Сейчас я чувствую себя хорошо. Месяц после возвращения я потратила на то, чтобы как-то привести в порядок здоровье, побыть с семьей. Пока я в Москве, готова к активной деятельности и дальнейшей борьбе.
— Появилась информация, что вам готовы предложить работу в Госдуме.
— Я рассматриваю вариант сотрудничества с Татьяной Москальковой, уполномоченным по правам человека РФ. Исхожу из следующих соображений: хочу применить себя именно в той среде, где моя деятельность наиболее эффективна. Аппарат уполномоченного дает мне больше возможностей применить себя как человека, у которого, к сожалению, есть этот печальный опыт. Лучше, чем бывший заключенный, понять, что происходит с удерживаемыми за границей, не может никто. Я хочу, чтобы полученные мной знания помогли нашим гражданам, которые сегодня находятся в местах лишения свободы или попали в тяжелую ситуацию за рубежом, прежде всего в США. Для меня это не вопрос работы в Госдуме или какой-то структуре. Я буду там, где я сейчас полезнее.
— Не планируете ли вы создать фонд для поддержки российских заключенных за границей?
— У нас есть множество фондов, которые занимаются сбором средств. Но я бы хотела, чтобы наши соотечественники обратили внимание на конкретные случаи. Я бы сейчас просила всех скооперироваться и помочь Константину Ярошенко, потому что у него очень тяжелая ситуация со здоровьем, у семьи трудности с деньгами.
— Вы готовы лично встретиться с женой Ярошенко?

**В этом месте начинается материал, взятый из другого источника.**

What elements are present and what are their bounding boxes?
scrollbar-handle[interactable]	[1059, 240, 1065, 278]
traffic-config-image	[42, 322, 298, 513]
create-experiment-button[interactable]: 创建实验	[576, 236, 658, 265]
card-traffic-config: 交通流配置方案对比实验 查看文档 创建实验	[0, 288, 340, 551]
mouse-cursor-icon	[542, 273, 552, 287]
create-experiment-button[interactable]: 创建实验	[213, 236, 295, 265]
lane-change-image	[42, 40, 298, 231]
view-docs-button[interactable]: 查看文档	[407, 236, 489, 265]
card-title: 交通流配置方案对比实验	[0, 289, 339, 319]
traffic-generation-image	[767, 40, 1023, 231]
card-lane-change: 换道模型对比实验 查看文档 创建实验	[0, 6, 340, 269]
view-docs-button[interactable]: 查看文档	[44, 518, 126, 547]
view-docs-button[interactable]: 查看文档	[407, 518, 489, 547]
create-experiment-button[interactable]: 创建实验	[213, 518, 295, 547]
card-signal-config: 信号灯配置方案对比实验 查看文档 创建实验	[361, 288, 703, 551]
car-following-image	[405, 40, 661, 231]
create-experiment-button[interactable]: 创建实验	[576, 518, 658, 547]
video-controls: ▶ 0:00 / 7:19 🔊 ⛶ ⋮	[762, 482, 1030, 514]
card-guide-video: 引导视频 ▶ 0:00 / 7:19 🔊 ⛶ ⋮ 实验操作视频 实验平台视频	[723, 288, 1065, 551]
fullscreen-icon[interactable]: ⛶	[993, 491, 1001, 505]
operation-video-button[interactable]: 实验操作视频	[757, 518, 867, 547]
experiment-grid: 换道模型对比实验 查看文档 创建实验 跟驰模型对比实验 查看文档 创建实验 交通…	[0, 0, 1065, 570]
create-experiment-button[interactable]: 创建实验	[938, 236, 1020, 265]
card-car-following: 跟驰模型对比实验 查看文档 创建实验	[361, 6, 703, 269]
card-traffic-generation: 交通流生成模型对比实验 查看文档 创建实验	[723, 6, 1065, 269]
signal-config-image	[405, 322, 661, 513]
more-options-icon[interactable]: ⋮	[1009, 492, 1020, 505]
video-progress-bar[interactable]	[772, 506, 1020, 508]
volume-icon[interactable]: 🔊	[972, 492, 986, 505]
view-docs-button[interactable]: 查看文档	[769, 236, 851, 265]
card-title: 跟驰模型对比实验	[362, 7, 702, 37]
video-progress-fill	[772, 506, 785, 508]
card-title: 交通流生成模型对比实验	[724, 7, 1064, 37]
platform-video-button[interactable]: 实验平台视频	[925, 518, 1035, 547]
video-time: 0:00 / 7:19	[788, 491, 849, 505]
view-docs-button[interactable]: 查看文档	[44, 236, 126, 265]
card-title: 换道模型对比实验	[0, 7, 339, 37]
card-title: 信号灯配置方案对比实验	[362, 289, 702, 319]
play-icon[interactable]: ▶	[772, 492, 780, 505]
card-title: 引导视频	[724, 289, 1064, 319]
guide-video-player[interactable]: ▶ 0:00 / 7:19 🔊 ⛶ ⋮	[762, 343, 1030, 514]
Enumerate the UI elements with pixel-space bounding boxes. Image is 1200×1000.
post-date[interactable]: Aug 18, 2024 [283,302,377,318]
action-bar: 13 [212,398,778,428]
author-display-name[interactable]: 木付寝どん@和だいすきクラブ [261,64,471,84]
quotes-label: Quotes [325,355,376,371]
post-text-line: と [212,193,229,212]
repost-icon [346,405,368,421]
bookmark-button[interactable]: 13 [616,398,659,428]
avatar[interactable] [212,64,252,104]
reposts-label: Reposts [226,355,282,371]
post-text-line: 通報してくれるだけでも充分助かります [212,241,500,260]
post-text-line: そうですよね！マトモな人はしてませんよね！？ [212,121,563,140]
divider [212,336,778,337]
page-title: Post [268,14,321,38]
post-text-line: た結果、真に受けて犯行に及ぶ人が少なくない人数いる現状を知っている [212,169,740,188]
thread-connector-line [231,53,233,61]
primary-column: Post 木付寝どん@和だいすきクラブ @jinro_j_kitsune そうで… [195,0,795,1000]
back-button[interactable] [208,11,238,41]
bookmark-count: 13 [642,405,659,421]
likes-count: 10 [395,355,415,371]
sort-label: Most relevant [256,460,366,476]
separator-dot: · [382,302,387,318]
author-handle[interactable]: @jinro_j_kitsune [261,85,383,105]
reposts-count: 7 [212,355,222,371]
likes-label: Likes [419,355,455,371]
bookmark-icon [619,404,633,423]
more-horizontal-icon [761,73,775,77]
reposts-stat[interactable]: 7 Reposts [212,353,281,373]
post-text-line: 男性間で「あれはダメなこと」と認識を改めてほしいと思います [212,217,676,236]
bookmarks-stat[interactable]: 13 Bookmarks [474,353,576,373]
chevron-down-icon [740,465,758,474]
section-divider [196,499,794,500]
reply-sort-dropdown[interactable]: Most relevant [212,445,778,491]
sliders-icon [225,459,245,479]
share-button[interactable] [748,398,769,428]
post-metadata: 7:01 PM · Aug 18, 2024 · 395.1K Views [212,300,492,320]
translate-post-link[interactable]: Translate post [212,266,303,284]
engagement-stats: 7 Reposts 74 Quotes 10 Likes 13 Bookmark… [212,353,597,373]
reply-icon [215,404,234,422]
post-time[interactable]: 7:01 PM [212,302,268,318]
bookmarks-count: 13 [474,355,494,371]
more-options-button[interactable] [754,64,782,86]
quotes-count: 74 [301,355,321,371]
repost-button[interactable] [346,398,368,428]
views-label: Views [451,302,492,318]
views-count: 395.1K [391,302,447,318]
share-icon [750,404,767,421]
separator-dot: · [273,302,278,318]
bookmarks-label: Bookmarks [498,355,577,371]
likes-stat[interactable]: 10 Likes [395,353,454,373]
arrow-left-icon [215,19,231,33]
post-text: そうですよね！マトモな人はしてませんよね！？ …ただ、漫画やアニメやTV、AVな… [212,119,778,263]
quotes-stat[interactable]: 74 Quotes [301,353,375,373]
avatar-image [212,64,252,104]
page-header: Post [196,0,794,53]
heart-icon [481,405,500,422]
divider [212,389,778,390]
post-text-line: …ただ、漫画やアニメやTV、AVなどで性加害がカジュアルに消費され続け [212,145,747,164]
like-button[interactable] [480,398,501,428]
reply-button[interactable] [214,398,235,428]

— Вне всяких сомнений. Очень сложно найти слова поддержки в этом случае, потому что я была там и знаю, что происходило с моей семьей. Но любая поддержка очень помогает, даже добрым словом. Самое страшное ощущение, когда ты находишься в застенке, что про тебя забыли. Кажется, что мир остановился, и ты здесь навечно. Если могу чем-то помочь, обязательно это сделаю.
— В тюрьме вы начали писать книгу. Как продвигается работа над ней?
— Я писала книгу в заключении буквально везде. Писала на туалетной бумаге, в тетрадках, на оборотной стороне судебных документов. Что было под рукой, на том и писала. Сегодня в «манускрипте» больше 1,2 тыс. страниц, но это рабочая версия. Для меня это очень важный проект, потому что это фундаментальный труд, который не только будет отражать быт тюрьмы. Я с большим уважением отношусь к российскому читателю и считаю, что, кроме описания бытовых условий и истории в стиле бульварного романа, там должны быть глубокие философские уроки, рассмотрены вопросы, как мне удалось остаться в здравом уме, проходя через тяжелые испытания, всевозможные пытки. Я хочу рассказать в ней и о вере.
— Не боитесь ли вы сейчас выезжать за границу, например, в страны ЕС?
— Не боюсь, но воздержусь. В России есть огромное количество мест, которые помогут мне восстановить силы, прежде всего — родной Алтай. У нас есть Сочи, Крым. Наша страна богата на прекрасные места, природу, великолепных людей, поэтому я пока буду наслаждаться родиной.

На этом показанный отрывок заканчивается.